Wednesday, May 17, 2017

Why So Many Churches Hear So Little of the Bible

“It is well and good for the preacher to base his sermon on the Bible, but he better get to something relevant pretty quickly, or we start mentally to check out.” That stunningly clear sentence reflects one of the most amazing, tragic, and lamentable characteristics of contemporary Christianity: an impatience with the Word of God.

The sentence above comes from Mark Galli, senior managing editor of Christianity Today in an essay entitled, “Yawning at the Word.” In just a few hundred words, he captures the tragedy of a church increasingly impatient with and resistant to the reading and preaching of the Bible. We may wince when we read him relate his recent experiences, but we also recognize the ring of truth.

Galli was told to cut down on the biblical references in his sermon. “You’ll lose people,” the staff member warned. In a Bible study session on creation, the teacher was requested to come back the next Sunday prepared to take questions at the expense of reading the relevant scriptural texts on the doctrine. Cutting down on the number of Bible verses “would save time and, it was strongly implied, would better hold people’s interest.”

As Galli reflected, “Anyone who’s been in the preaching and teaching business knows these are not isolated examples but represent the larger reality.”

Indeed, in many churches there is very little reading of the Bible in worship, and sermons are marked by attention to the congregation’s concerns, not by an adequate attention to the biblical text. The exposition of the Bible has given way to the concerns, real or perceived, of the listeners. The authority of the Bible is swallowed up in the imposed authority of congregational concerns. Read More
Mark Galli, formerly with the Episcopal Church, is now with the Anglican Church in North America. Galli's original article was posted in November 2009, five months after the formal establishment of the ACNA. To what context was Galli was referring in his article--the Episcopal Church or the Common Cause Partnership, the network of churches from which the ACNA was formed, Mohler does not say. While it might be tempting to conclude that the situation has improved since he moved to the ACNA, we really do not not know that to be the case.
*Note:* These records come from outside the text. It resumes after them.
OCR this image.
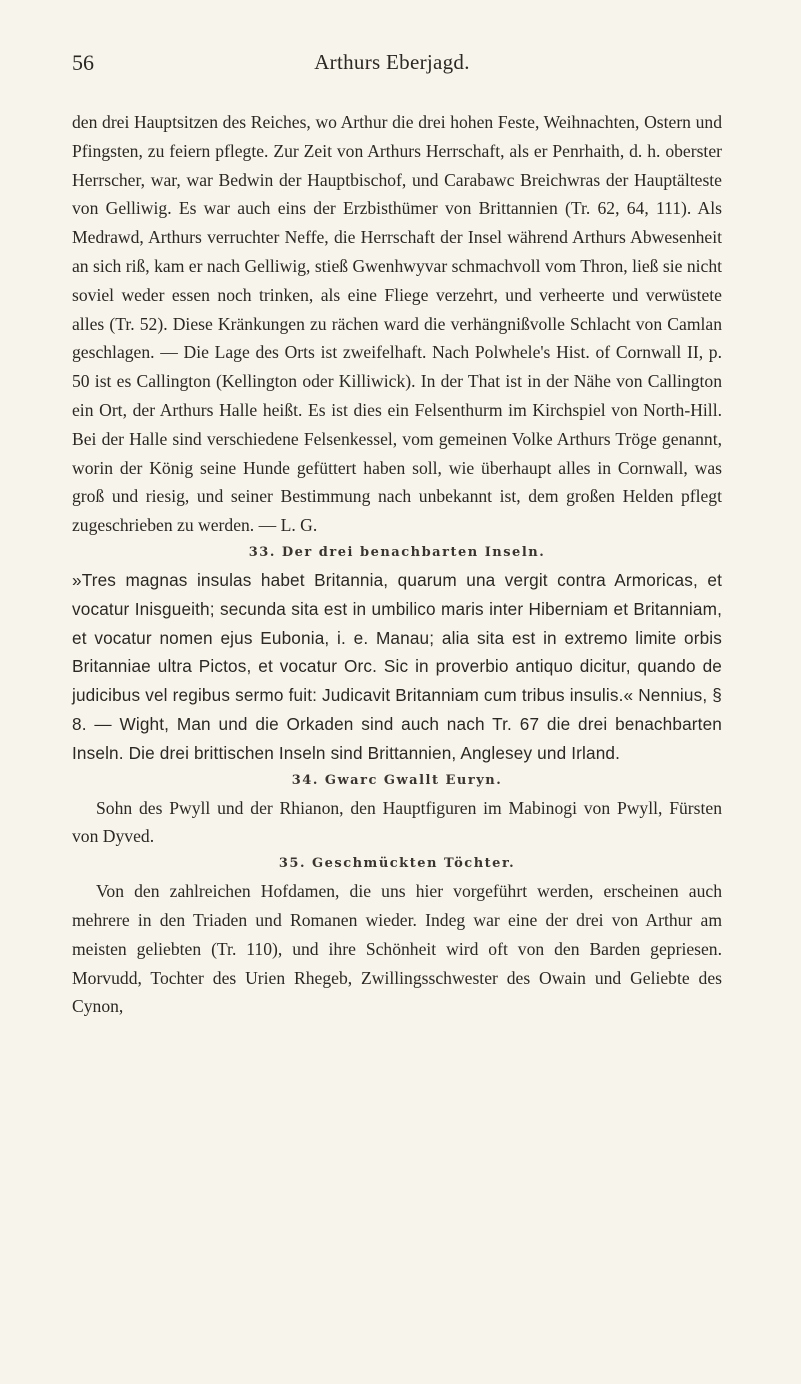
56	Arthurs Eberjagd.

den drei Hauptsitzen des Reiches, wo Arthur die drei hohen Feste, Weihnachten, Ostern und Pfingsten, zu feiern pflegte. Zur Zeit von Arthurs Herrschaft, als er Penrhaith, d. h. oberster Herrscher, war, war Bedwin der Hauptbischof, und Carabawc Breichwras der Hauptälteste von Gelliwig. Es war auch eins der Erzbisthümer von Brittannien (Tr. 62, 64, 111). Als Medrawd, Arthurs verruchter Neffe, die Herrschaft der Insel während Arthurs Abwesenheit an sich riß, kam er nach Gelliwig, stieß Gwenhwyvar schmachvoll vom Thron, ließ sie nicht soviel weder essen noch trinken, als eine Fliege verzehrt, und verheerte und verwüstete alles (Tr. 52). Diese Kränkungen zu rächen ward die verhängnißvolle Schlacht von Camlan geschlagen. — Die Lage des Orts ist zweifelhaft. Nach Polwhele's Hist. of Cornwall II, p. 50 ist es Callington (Kellington oder Killiwick). In der That ist in der Nähe von Callington ein Ort, der Arthurs Halle heißt. Es ist dies ein Felsenthurm im Kirchspiel von North-Hill. Bei der Halle sind verschiedene Felsenkessel, vom gemeinen Volke Arthurs Tröge genannt, worin der König seine Hunde gefüttert haben soll, wie überhaupt alles in Cornwall, was groß und riesig, und seiner Bestimmung nach unbekannt ist, dem großen Helden pflegt zugeschrieben zu werden. — L. G.

33. Der drei benachbarten Inseln.

»Tres magnas insulas habet Britannia, quarum una vergit contra Armoricas, et vocatur Inisgueith; secunda sita est in umbilico maris inter Hiberniam et Britanniam, et vocatur nomen ejus Eubonia, i. e. Manau; alia sita est in extremo limite orbis Britanniae ultra Pictos, et vocatur Orc. Sic in proverbio antiquo dicitur, quando de judicibus vel regibus sermo fuit: Judicavit Britanniam cum tribus insulis.« Nennius, § 8. — Wight, Man und die Orkaden sind auch nach Tr. 67 die drei benachbarten Inseln. Die drei brittischen Inseln sind Brittannien, Anglesey und Irland.

34. Gwarc Gwallt Euryn.

Sohn des Pwyll und der Rhianon, den Hauptfiguren im Mabinogi von Pwyll, Fürsten von Dyved.

35. Geschmückten Töchter.

Von den zahlreichen Hofdamen, die uns hier vorgeführt werden, erscheinen auch mehrere in den Triaden und Romanen wieder. Indeg war eine der drei von Arthur am meisten geliebten (Tr. 110), und ihre Schönheit wird oft von den Barden gepriesen. Morvudd, Tochter des Urien Rhegeb, Zwillingsschwester des Owain und Geliebte des Cynon,
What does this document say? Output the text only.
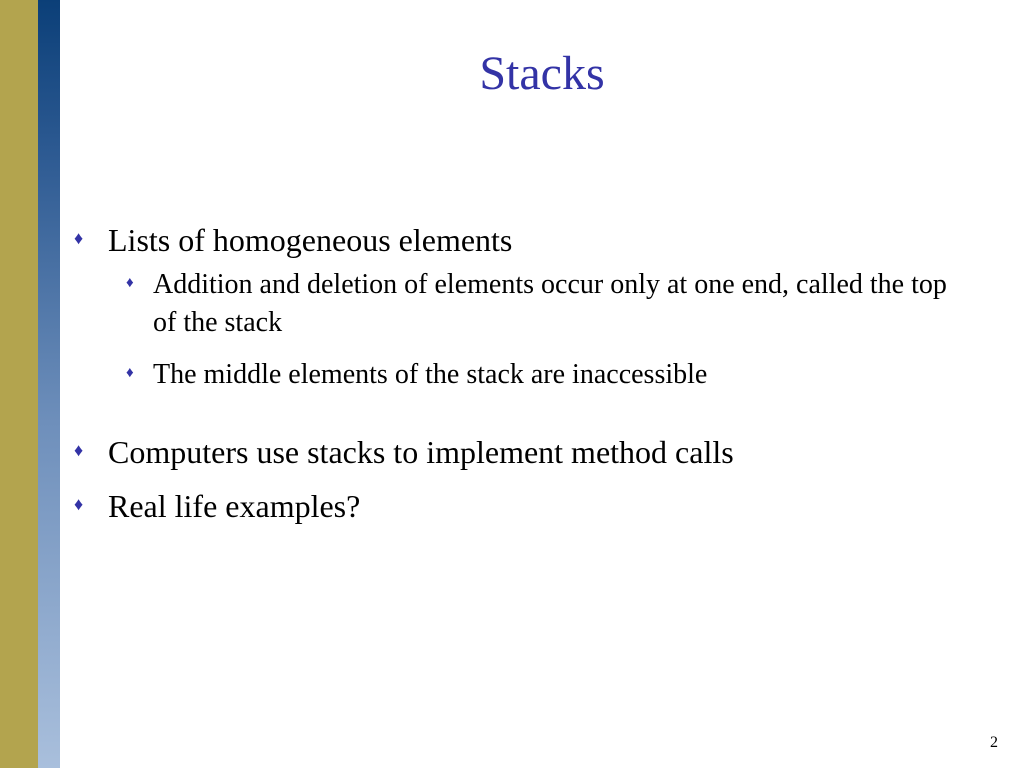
Stacks
♦ Lists of homogeneous elements
♦ Addition and deletion of elements occur only at one end, called the top of the stack
♦ The middle elements of the stack are inaccessible
♦ Computers use stacks to implement method calls
♦ Real life examples?
2
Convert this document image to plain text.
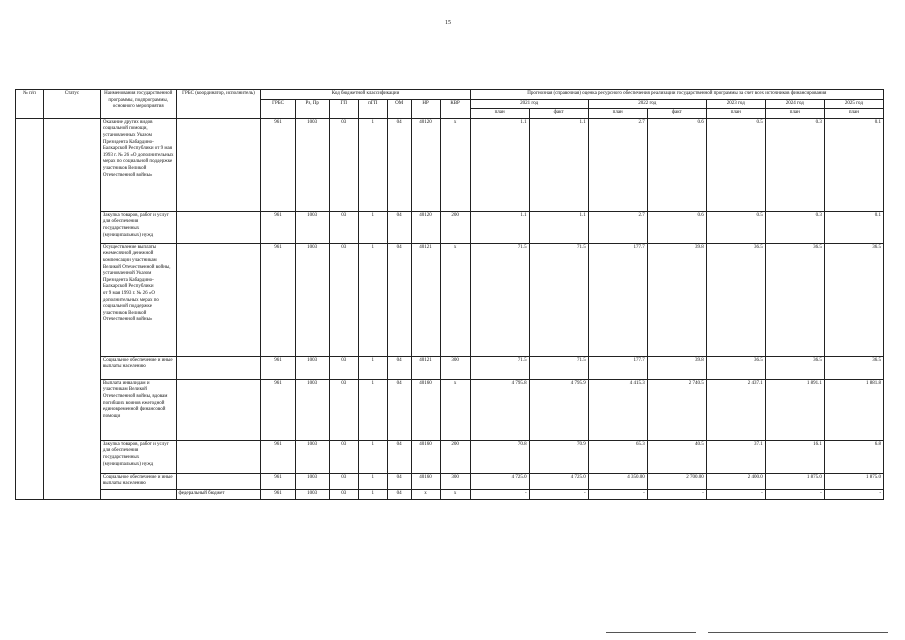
15
№ п/п	Статус	Наименования государственной программы, подпрограммы, основного мероприятия	ГРБС (координатор, исполнитель)	Код бюджетной классификации							Прогнозная (справочная) оценка ресурсного обеспечения реализации государственной программы за счет всех источников финансирования						
				ГРБС	Рз, Пр	ГП	пГП	ОМ	НР	КВР	2021 год		2022 год		2023 год	2024 год	2025 год
											план	факт	план	факт	план	план	план
		Оказание других видов социальной помощи, установленных Указом Президента Кабардино-Балкарской Республики от 9 мая 1993 г. № 26 «О дополнительных мерах по социальной поддержке участников Великой Отечественной войны»		961	1003	03	1	04	40120	х	1.1	1.1	2.7	0.6	0.5	0.3	0.1
		Закупка товаров, работ и услуг для обеспечения государственных (муниципальных) нужд		961	1003	03	1	04	40120	200	1.1	1.1	2.7	0.6	0.5	0.3	0.1
		Осуществление выплаты ежемесячной денежной компенсации участникам Великой Отечественной войны, установленной Указом Президента Кабардино-Балкарской Республики
от 9 мая 1993 г. № 26 «О дополнительных мерах по социальной поддержке участников Великой Отечественной войны»		961	1003	03	1	04	40121	х	71.5	71.5	177.7	39.8	36.5	36.5	36.5
		Социальное обеспечение и иные выплаты населению		961	1003	03	1	04	40121	300	71.5	71.5	177.7	39.8	36.5	36.5	36.5
		Выплата инвалидам и участникам Великой Отечественной войны, вдовам погибших воинов ежегодной единовременной финансовой помощи		961	1003	03	1	04	40160	х	4 795.8	4 795.9	4 415.3	2 740.5	2 437.1	1 891.1	1 881.8
		Закупка товаров, работ и услуг для обеспечения государственных (муниципальных) нужд		961	1003	03	1	04	40160	200	70.8	70.9	65.3	40.5	37.1	16.1	6.8
		Социальное обеспечение и иные выплаты населению		961	1003	03	1	04	40160	300	4 725.0	4 725.0	4 350.00	2 700.00	2 400.0	1 875.0	1 875.0
			федеральный бюджет	961	1003	03	1	04	х	х	-	-	-	-	-	-	-
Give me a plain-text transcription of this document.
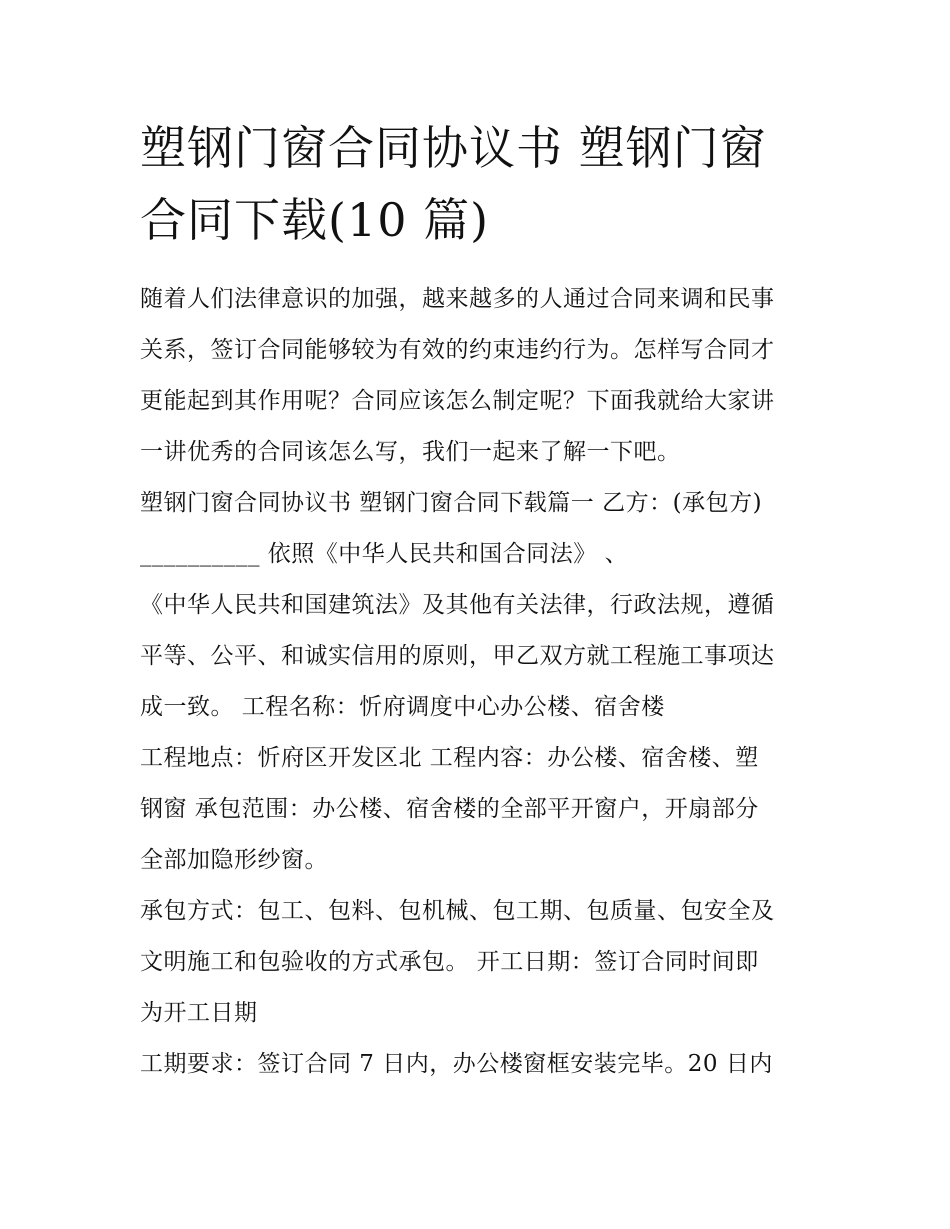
塑钢门窗合同协议书 塑钢门窗
合同下载(10 篇)

随着人们法律意识的加强，越来越多的人通过合同来调和民事
关系，签订合同能够较为有效的约束违约行为。怎样写合同才
更能起到其作用呢？合同应该怎么制定呢？下面我就给大家讲
一讲优秀的合同该怎么写，我们一起来了解一下吧。

塑钢门窗合同协议书 塑钢门窗合同下载篇一 乙方：(承包方)
__________ 依照《中华人民共和国合同法》 、

《中华人民共和国建筑法》及其他有关法律，行政法规，遵循
平等、公平、和诚实信用的原则，甲乙双方就工程施工事项达
成一致。 工程名称：忻府调度中心办公楼、宿舍楼

工程地点：忻府区开发区北 工程内容：办公楼、宿舍楼、塑
钢窗 承包范围：办公楼、宿舍楼的全部平开窗户，开扇部分
全部加隐形纱窗。

承包方式：包工、包料、包机械、包工期、包质量、包安全及
文明施工和包验收的方式承包。 开工日期：签订合同时间即
为开工日期

工期要求：签订合同 7 日内，办公楼窗框安装完毕。20 日内
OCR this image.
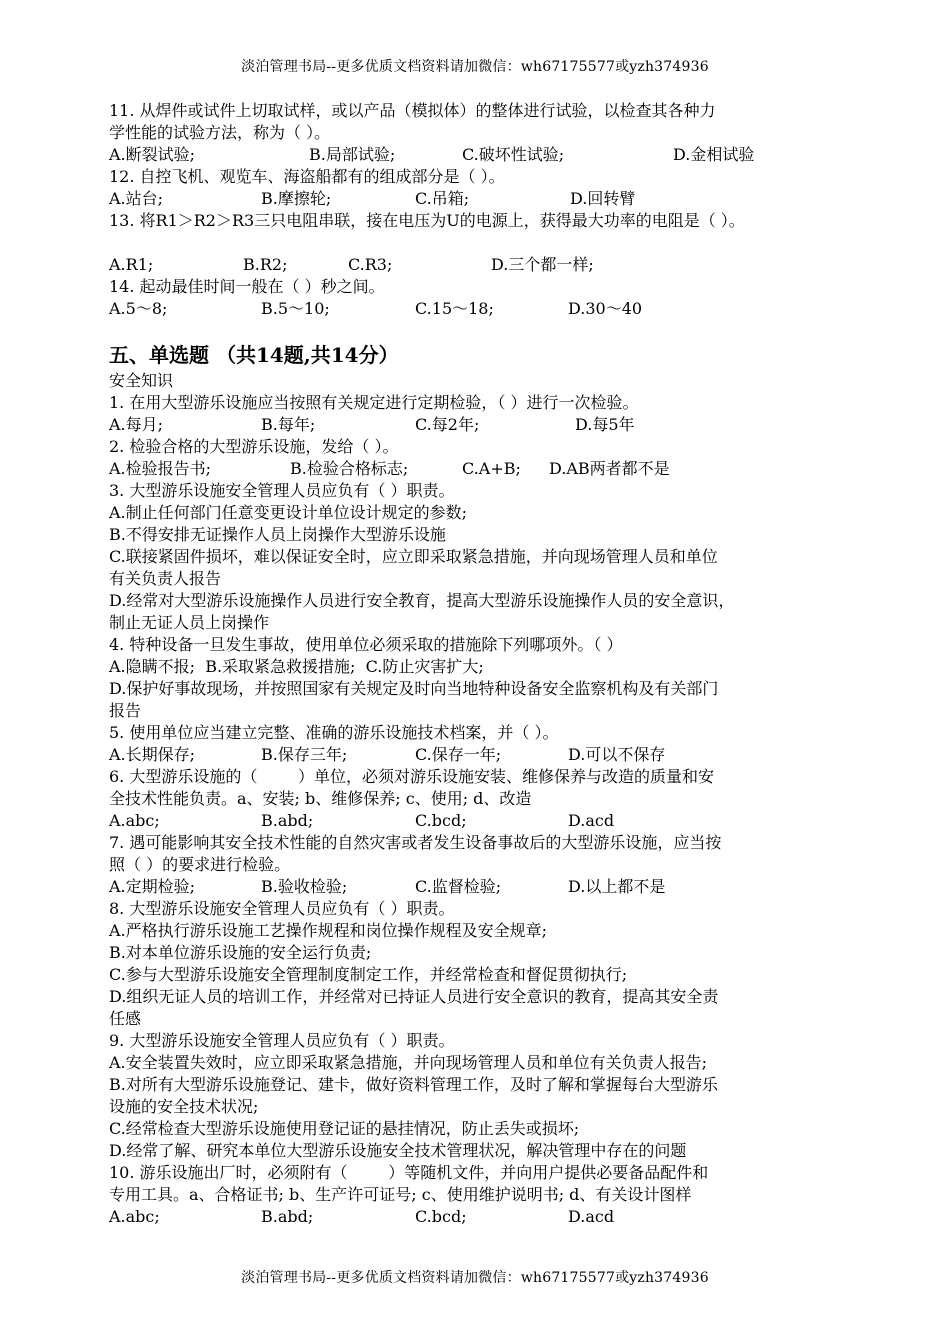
淡泊管理书局--更多优质文档资料请加微信：wh67175577或yzh374936
11. 从焊件或试件上切取试样，或以产品（模拟体）的整体进行试验，以检查其各种力
学性能的试验方法，称为（ ）。
A.断裂试验;	B.局部试验;	C.破坏性试验;	D.金相试验
12. 自控飞机、观览车、海盗船都有的组成部分是（ ）。
A.站台;	B.摩擦轮;	C.吊箱;	D.回转臂
13. 将R1＞R2＞R3三只电阻串联，接在电压为U的电源上，获得最大功率的电阻是（ ）。
A.R1;	B.R2;	C.R3;	D.三个都一样;
14. 起动最佳时间一般在（ ）秒之间。
A.5～8;	B.5～10;	C.15～18;	D.30～40
五、单选题 （共14题,共14分）
安全知识
1. 在用大型游乐设施应当按照有关规定进行定期检验，（ ）进行一次检验。
A.每月;	B.每年;	C.每2年;	D.每5年
2. 检验合格的大型游乐设施，发给（ ）。
A.检验报告书;	B.检验合格标志;	C.A+B; D.AB两者都不是
3. 大型游乐设施安全管理人员应负有（ ）职责。
A.制止任何部门任意变更设计单位设计规定的参数;
B.不得安排无证操作人员上岗操作大型游乐设施
C.联接紧固件损坏，难以保证安全时，应立即采取紧急措施，并向现场管理人员和单位
有关负责人报告
D.经常对大型游乐设施操作人员进行安全教育，提高大型游乐设施操作人员的安全意识，
制止无证人员上岗操作
4. 特种设备一旦发生事故，使用单位必须采取的措施除下列哪项外。（ ）
A.隐瞒不报;  B.采取紧急救援措施;  C.防止灾害扩大;
D.保护好事故现场，并按照国家有关规定及时向当地特种设备安全监察机构及有关部门
报告
5. 使用单位应当建立完整、准确的游乐设施技术档案，并（ ）。
A.长期保存;	B.保存三年;	C.保存一年;	D.可以不保存
6. 大型游乐设施的（        ）单位，必须对游乐设施安装、维修保养与改造的质量和安
全技术性能负责。a、安装; b、维修保养; c、使用; d、改造
A.abc;	B.abd;	C.bcd;	D.acd
7. 遇可能影响其安全技术性能的自然灾害或者发生设备事故后的大型游乐设施，应当按
照（ ）的要求进行检验。
A.定期检验;	B.验收检验;	C.监督检验;	D.以上都不是
8. 大型游乐设施安全管理人员应负有（ ）职责。
A.严格执行游乐设施工艺操作规程和岗位操作规程及安全规章;
B.对本单位游乐设施的安全运行负责;
C.参与大型游乐设施安全管理制度制定工作，并经常检查和督促贯彻执行;
D.组织无证人员的培训工作，并经常对已持证人员进行安全意识的教育，提高其安全责
任感
9. 大型游乐设施安全管理人员应负有（ ）职责。
A.安全装置失效时，应立即采取紧急措施，并向现场管理人员和单位有关负责人报告;
B.对所有大型游乐设施登记、建卡，做好资料管理工作，及时了解和掌握每台大型游乐
设施的安全技术状况;
C.经常检查大型游乐设施使用登记证的悬挂情况，防止丢失或损坏;
D.经常了解、研究本单位大型游乐设施安全技术管理状况，解决管理中存在的问题
10. 游乐设施出厂时，必须附有（        ）等随机文件，并向用户提供必要备品配件和
专用工具。a、合格证书; b、生产许可证号; c、使用维护说明书; d、有关设计图样
A.abc;	B.abd;	C.bcd;	D.acd
淡泊管理书局--更多优质文档资料请加微信：wh67175577或yzh374936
For Anglicans giving a central place to the Holy Scriptures in our worship services not only entails the public reading of the Scriptures and the preaching of expository sermons but also the use of translations of the Bible that are understandable to the congregation and the use of a liturgy that employs not just biblical language but embodies biblical teaching. Biblical language can be misused to teach ideas that are not consistent with what the Bible teaches. This has been particularly a problem in the Anglican Church.